The Msc2 and Zrg17 proteins of Saccharomyces cerevisiae are members of the cation diffusion facilitator family of zinc transporters. These proteins form heteromeric complexes that transport zinc into the ER (endoplasmic reticulum). Previous studies suggested that the ZRG17 gene is regulated in response to zinc status by the Zap1 transcription factor. Zap1 activates the expression of many genes in zinc-deficient cells. In the present study, we assessed whether ZRG17 is a direct Zap1 target gene. We showed that ZRG17 mRNA levels were elevated in zinc-limited cells in a Zap1-dependent manner and were also elevated in zinc-replete cells expressing a constitutively active allele of Zap1. Furthermore, Zrg17 protein levels correlated closely with mRNA levels. A candidate Zap1-binding site [ZRE (zinc-responsive element)] in the ZRG17 promoter was required for this induction. Using electrophoretic mobility-shift assays and chromatin immunoprecipitation, we demonstrated that Zap1 binds specifically to the ZRG17 ZRE both in vitro and in vivo. By using a chromosomal ZRG17 mutant with a non-functional ZRE, we found that Zap1 induction of ZRG17 is required for ER function as indicated by elevated ER stress under zinc-limited conditions. Together, these results establish that ZRG17 is a direct Zap1 target gene and its regulation has biological importance in maintaining ER function.

Zinc-responsive coactivator recruitment by the yeast Zap1 transcription factor.

The zinc-responsive Zap1 transcription factor of Saccharomyces cerevisiae controls many genes involved in zinc homeostasis. Zap1 has two activation domains, AD1 and AD2, which are independently regulated by zinc. While AD1 can fully activate most Zap1 target genes, AD2 is active only on a subset of those genes. One hypothesis explaining this promoter specificity was that AD1 and AD2 recruit different coactivators. To address this question, we carried out a genetic screen to identify coactivator complexes that are required for Zap1-mediated activation. SWI/SNF, SAGA, and Mediator complexes were implicated as playing major roles in Zap1 activation. Consistent with this conclusion, we found that these three complexes are recruited to Zap1 target promoters in a zinc-responsive and Zap1-dependent manner. Coactivator recruitment was highly interdependent such that mutations disrupting SAGA impaired recruitment of SWI/SNF and vice versa. Optimal Mediator recruitment was dependent on both SAGA and SWI/SNF. A comparison of the coactivators recruited by AD1 and AD2 found no obvious differences suggesting that recruitment of different coactivators is not likely the mechanism of AD specificity. Rather, our results suggest that AD2 recruits coactivators less effectively than AD1 and is therefore only functional on some promoters.

Zinc-regulated DNA binding of the yeast Zap1 zinc-responsive activator.

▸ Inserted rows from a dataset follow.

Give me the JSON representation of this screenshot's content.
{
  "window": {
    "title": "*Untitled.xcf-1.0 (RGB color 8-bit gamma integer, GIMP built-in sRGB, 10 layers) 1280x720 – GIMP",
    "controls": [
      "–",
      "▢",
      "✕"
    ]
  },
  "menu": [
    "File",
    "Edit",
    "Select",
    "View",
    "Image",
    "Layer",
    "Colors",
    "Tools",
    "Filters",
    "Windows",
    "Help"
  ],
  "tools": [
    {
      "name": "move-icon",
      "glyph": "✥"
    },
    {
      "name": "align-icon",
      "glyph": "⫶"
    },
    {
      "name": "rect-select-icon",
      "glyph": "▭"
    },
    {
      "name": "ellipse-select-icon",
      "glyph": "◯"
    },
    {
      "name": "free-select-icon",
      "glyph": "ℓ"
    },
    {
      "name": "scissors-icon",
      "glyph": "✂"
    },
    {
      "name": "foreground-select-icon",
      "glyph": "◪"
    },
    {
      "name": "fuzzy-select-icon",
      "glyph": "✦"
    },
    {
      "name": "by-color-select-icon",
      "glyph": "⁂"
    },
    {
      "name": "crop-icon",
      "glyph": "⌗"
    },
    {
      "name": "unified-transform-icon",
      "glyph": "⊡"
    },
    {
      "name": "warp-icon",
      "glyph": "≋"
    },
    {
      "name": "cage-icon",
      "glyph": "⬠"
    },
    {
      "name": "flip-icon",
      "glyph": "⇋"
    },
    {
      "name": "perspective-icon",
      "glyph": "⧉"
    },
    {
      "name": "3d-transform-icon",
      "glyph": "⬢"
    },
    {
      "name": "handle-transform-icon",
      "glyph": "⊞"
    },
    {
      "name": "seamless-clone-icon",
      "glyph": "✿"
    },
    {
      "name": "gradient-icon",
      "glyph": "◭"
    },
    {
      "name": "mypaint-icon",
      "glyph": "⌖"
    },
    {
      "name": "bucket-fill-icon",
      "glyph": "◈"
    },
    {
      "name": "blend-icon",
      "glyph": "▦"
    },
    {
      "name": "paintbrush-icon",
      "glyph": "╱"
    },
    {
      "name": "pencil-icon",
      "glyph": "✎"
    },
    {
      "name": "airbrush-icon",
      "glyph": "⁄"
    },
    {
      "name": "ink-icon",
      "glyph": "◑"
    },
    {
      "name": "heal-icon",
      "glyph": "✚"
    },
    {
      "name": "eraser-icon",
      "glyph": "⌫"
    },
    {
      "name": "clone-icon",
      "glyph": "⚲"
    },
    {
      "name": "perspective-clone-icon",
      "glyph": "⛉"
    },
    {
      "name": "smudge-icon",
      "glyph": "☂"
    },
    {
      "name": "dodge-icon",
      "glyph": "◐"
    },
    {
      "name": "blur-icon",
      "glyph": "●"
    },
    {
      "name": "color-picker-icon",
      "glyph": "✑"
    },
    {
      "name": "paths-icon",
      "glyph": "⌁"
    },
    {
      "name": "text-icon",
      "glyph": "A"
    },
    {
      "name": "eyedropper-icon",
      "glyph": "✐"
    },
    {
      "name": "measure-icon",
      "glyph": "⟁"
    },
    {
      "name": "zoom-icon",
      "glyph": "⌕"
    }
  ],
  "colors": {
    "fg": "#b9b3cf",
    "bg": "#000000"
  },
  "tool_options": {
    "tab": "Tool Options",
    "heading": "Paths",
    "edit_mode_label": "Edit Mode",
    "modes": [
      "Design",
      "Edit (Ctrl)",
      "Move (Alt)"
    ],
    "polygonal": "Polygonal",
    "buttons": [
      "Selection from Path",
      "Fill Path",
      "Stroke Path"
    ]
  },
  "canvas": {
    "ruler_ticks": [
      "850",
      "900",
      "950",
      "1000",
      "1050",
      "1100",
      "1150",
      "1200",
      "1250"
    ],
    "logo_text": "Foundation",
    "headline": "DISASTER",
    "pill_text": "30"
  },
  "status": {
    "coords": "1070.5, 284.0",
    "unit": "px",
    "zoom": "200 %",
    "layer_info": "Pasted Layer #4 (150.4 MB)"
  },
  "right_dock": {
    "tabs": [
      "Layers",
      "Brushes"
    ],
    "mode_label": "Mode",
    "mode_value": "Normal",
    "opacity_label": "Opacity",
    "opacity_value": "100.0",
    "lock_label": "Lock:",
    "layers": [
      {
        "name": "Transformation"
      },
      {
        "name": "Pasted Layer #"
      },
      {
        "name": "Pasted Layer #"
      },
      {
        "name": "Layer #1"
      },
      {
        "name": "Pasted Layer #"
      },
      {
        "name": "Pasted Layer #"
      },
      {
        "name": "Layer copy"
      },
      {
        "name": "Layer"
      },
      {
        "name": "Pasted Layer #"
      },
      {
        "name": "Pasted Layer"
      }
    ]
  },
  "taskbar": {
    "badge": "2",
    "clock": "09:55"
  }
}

The Zap1 transcription factor of Saccharomyces cerevisiae plays a central role in zinc homeostasis by controlling the expression of genes involved in zinc metabolism. Zap1 is active in zinc-limited cells and repressed in replete cells. At the transcriptional level, Zap1 controls its own expression via positive autoregulation. In addition, Zap1's two activation domains are regulated independently of each other by zinc binding directly to those regions and repressing activation function. In this report, we show that Zap1 DNA binding is also inhibited by zinc. DMS footprinting showed that Zap1 target gene promoter occupancy is regulated with or without transcriptional autoregulation. These results were confirmed using chromatin immunoprecipitation. Zinc regulation of DNA binding activity mapped to the DNA binding domain indicating other parts of Zap1 are unnecessary for this control. Overexpression of Zap1 overrode DNA binding regulation and resulted in constitutive promoter occupancy. Under these conditions of constitutive binding, both the zinc dose response of Zap1 activity and cellular zinc accumulation were altered suggesting the importance of DNA binding control to zinc homeostasis. Thus, our results indicated that zinc regulates Zap1 activity post-translationally via three independent mechanisms, all of which contribute to the overall zinc responsiveness of Zap1.